L’incertezza fa anche crescere l’attaccamento all’impiego attuale, con il 72% degli italiani che si dice soddisfatto del proprio lavoro, +3% rispetto a dodici mesi fa, mentre scende la percentuale di coloro che si dicono insoddisfatti (dal 10% al 6%) e solo il 9% sta cercando attivamente una nuova posizione (contro il 12% di fine 2019), anche se non manca l’attenzione a nuove opportunità con il 25% che si sta guardando attorno (+3%). Diminuisce anche il numero di coloro che pensano di avviare un’attività (dal 58% al 48%), dato che ci colloca al penultimo posto tra i Paesi esaminati e davanti solo ai francesi (38%) e dopo inglesi (54%), spagnoli (51%), e tedeschi (50%).

È quanto emerge del Randstad Workmonitor, l’indagine semestrale sul mondo del lavoro di Randstad, che ha analizzato la capacità di adattamento dei lavoratori all’emergenza Covid 19 e la loro percezione sul mercato del lavoro post pandemico. La ricerca è stata condotta a fine 2020 in 34 Paesi del mondo su un campione di oltre 800 lavoratori.

Le preoccupazioni per l’attuale situazione porta poi una buona parte di italiani ad affermare di essere disposta ad accettare qualche compromesso, come una riassegnazione di ruolo all’interno dell’azienda (29%), la cassa integrazione o una riduzione dell’orario di lavoro (21%), oppure un aumento dell’orario con lo stesso stipendio (17%), la perdita di benefit (15%), un contratto a termine (10%) o un taglio dello stipendio (8%).

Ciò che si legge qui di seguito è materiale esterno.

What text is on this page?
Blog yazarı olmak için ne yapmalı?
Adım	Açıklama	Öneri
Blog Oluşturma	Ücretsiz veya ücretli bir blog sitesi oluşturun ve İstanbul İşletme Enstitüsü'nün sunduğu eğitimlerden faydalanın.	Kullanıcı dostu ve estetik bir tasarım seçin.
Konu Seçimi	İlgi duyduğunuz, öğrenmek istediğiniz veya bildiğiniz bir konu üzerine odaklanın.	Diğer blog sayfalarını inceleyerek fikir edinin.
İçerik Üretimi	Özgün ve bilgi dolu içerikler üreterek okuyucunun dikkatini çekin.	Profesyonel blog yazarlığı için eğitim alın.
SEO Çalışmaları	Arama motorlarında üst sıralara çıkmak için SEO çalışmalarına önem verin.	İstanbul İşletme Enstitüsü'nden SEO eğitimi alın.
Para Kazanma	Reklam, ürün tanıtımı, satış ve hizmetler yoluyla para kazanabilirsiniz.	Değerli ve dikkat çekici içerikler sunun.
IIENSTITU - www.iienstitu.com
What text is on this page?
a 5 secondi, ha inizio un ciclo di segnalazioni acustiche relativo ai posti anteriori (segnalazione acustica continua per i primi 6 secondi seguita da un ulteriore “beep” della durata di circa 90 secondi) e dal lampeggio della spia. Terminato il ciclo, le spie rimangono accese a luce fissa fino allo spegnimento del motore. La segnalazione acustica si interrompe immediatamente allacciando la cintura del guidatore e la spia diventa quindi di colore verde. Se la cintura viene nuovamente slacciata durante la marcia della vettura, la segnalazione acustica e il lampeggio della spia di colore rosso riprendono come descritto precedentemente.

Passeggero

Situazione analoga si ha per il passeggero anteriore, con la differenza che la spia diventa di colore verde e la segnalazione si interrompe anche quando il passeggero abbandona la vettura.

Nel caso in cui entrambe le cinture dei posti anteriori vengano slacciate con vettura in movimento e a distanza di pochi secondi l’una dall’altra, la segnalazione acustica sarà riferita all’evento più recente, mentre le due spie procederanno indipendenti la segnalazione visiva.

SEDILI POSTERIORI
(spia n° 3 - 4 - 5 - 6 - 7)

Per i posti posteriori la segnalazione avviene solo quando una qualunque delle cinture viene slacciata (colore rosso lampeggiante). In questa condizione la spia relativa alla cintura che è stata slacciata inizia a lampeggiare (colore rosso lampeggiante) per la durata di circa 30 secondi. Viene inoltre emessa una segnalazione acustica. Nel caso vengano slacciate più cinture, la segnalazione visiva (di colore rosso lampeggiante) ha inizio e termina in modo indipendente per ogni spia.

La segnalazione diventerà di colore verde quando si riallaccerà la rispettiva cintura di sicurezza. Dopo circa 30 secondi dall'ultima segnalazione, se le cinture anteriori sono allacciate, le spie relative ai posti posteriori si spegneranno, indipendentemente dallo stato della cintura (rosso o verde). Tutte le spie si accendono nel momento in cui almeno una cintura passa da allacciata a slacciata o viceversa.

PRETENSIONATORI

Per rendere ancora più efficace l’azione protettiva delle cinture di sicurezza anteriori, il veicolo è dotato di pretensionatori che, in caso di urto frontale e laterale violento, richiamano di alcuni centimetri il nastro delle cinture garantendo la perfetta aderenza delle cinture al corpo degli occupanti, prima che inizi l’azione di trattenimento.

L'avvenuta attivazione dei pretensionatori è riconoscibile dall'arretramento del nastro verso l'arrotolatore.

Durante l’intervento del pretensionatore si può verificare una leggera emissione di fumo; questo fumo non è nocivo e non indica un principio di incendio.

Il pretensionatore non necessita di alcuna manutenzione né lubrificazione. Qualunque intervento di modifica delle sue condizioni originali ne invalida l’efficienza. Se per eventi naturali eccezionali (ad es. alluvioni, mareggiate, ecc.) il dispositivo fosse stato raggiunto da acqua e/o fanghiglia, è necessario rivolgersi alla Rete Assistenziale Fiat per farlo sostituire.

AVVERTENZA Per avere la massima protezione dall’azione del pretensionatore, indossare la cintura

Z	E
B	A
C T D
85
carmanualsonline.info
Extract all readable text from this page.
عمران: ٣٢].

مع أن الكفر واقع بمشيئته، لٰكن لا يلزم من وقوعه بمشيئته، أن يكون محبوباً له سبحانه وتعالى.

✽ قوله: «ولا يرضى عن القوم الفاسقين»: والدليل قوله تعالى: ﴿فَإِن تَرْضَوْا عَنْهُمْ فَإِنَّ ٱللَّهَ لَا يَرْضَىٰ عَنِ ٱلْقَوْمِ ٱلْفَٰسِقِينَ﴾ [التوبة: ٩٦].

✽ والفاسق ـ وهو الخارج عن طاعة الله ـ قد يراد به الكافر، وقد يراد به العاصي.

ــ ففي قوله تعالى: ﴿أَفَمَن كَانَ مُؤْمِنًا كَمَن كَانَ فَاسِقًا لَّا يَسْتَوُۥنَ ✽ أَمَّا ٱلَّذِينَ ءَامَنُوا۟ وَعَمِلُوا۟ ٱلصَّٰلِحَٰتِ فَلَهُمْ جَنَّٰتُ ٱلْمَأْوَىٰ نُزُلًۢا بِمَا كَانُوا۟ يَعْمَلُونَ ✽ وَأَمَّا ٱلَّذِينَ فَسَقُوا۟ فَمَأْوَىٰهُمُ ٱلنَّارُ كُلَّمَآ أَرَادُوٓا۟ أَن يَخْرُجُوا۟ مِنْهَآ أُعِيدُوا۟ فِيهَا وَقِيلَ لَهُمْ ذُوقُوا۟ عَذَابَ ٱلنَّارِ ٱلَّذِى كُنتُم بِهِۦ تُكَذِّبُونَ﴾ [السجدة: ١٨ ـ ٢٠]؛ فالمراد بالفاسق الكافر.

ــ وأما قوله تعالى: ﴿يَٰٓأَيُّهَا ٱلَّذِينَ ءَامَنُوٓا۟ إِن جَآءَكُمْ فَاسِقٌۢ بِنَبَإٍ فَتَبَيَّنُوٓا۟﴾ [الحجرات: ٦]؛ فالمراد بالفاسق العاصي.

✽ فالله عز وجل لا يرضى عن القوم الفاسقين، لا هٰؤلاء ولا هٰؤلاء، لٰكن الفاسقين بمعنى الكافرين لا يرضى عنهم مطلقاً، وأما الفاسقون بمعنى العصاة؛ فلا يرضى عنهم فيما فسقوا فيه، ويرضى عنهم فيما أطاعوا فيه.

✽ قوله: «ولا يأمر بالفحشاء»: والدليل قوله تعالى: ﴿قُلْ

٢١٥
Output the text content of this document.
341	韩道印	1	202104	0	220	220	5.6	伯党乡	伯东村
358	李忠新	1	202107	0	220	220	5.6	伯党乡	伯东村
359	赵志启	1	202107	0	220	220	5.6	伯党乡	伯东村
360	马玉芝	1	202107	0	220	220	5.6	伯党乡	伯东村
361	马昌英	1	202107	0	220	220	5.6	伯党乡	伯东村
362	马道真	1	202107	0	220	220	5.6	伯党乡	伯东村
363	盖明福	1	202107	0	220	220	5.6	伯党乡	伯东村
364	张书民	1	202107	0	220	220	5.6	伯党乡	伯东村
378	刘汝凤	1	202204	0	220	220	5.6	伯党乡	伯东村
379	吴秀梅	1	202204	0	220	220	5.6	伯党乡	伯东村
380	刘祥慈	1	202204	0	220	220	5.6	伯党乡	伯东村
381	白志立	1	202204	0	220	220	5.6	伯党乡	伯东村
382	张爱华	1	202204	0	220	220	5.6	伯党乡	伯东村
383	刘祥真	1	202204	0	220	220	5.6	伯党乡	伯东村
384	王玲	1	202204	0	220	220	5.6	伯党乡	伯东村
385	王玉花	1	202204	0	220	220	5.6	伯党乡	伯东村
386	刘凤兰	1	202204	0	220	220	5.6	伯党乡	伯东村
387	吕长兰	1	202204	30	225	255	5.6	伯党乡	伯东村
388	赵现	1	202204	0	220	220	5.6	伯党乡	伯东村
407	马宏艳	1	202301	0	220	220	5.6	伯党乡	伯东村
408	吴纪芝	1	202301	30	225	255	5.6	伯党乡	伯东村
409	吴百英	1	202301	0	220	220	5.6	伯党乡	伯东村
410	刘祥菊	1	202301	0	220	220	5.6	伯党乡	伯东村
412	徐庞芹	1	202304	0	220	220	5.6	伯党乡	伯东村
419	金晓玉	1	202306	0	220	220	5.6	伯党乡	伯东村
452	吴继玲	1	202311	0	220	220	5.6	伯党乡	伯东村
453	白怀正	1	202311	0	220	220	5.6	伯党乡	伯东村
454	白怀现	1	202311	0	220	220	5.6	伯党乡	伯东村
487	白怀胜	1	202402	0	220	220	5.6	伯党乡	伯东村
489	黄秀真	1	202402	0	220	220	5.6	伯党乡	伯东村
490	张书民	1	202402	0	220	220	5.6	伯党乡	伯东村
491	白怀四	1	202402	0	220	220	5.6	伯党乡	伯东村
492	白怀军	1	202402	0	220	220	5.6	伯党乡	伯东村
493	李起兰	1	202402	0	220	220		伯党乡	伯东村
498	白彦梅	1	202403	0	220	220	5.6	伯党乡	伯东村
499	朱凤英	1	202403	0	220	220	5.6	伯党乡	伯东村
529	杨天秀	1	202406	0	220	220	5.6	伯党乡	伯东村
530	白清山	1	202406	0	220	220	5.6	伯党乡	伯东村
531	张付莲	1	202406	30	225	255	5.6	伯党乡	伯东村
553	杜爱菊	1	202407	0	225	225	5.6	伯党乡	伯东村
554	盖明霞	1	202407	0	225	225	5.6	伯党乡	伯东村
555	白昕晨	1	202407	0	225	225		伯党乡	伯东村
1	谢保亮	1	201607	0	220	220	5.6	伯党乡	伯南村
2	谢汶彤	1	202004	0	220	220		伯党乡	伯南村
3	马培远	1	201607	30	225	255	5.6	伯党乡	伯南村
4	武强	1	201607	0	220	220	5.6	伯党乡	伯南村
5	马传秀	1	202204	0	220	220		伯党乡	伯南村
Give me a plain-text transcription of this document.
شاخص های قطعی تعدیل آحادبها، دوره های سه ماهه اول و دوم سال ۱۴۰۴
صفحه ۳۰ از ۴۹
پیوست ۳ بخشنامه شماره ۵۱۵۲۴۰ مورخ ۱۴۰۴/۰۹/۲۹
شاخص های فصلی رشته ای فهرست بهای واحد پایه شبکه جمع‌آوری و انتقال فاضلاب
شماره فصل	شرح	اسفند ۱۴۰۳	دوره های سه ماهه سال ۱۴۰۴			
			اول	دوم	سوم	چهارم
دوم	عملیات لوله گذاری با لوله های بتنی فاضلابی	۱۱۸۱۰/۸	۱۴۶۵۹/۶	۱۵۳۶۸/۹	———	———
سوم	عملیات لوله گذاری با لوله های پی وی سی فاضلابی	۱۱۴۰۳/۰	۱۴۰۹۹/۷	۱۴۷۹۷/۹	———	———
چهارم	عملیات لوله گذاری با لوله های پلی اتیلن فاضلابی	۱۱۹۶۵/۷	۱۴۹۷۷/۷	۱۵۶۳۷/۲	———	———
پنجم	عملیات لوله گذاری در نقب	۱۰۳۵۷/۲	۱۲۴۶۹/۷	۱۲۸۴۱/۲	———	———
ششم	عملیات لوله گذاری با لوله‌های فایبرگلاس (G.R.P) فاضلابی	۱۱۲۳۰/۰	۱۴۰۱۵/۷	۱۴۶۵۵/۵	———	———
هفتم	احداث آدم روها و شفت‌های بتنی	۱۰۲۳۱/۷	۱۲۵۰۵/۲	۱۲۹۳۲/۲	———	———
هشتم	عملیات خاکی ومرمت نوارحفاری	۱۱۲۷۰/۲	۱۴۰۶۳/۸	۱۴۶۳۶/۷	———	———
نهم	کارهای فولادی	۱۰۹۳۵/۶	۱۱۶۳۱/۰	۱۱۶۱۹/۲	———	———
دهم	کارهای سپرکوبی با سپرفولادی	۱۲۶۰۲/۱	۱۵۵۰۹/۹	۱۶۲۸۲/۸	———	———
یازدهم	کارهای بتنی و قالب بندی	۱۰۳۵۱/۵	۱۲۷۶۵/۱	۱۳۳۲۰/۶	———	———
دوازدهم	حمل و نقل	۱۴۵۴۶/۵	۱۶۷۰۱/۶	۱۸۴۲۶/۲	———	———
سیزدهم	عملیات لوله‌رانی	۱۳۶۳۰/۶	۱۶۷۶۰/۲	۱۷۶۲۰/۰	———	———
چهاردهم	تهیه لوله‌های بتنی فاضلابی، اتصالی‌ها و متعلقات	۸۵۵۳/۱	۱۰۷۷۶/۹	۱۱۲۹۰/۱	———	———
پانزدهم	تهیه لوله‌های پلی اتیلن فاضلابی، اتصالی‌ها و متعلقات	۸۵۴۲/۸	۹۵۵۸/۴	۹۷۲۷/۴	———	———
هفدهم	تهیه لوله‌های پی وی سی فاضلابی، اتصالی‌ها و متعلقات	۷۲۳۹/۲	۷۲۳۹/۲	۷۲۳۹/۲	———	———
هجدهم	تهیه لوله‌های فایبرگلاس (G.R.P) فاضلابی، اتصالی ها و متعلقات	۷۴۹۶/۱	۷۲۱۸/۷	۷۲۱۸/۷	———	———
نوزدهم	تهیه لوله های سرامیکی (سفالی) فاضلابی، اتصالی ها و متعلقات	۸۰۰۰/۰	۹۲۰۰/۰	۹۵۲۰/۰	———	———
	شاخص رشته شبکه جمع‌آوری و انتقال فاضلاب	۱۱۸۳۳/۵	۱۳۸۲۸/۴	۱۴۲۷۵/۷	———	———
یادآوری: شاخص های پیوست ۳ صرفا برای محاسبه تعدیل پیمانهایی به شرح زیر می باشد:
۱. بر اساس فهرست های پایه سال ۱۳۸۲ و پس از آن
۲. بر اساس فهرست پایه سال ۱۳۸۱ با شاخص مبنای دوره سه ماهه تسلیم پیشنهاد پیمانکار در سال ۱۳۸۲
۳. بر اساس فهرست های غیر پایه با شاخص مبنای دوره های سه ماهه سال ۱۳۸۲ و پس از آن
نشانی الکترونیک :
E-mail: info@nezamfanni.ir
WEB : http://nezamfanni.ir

Anche gli obiettivi per il lavoro post pandemia risentono del clima di incertezza. Al primo posto i lavoratori mettono, infatti, la protezione dello stipendio, indicata dal 54% del campione, seguita dal rafforzamento delle politiche per la salute e dei protocolli di sicurezza sanitaria (41%) e dalla comunicazione trasparente (39%), poi la partecipazione a corsi di formazione (36%), la disponibilità di un’assicurazione sanitaria (32%), maggiore sicurezza online e di persona (25%), la collaborazione all’interno del team (24%), le attrezzature e le tecnologie per poter lavorare da remoto (24%), le sicurezze lavorative (22%), i programmi di assistenza ai dipendenti come il supporto psicologico (21%, -1%), le risorse per i dipendenti (ad esempio il gruppo genitoriale, 15%). Interessanti le differenze emerse per genere e per età: gli uomini, oltre alla protezione dello stipendio, sono interessati soprattutto alla comunicazione trasparente e ai corsi di formazione, mentre le donne danno priorità alle politiche per la salute, all’assistenza anche psicologica, alla collaborazione nel team e alle risorse come i gruppi genitoriali per dipendenti. Per i più giovani è poi fondamentale la formazione, mentre i senior si concentrano sulle politiche per la salute e guardano alle sicurezze lavorative con molto più interesse.

Tre italiani su quattro hanno poi indicato che il lavoro post emergenza sanitaria dovrebbe essere “flessibile”, con la possibilità di lavorare sia da casa, sia in ufficio (indicata dal 48% dei lavoratori) oppure con autonomia e flessibilità di scelta di luogo o orario di lavoro (26%), mentre solo l’11% vorrebbe lavorare sempre nella propria abitazione e il 15% sempre in ufficio.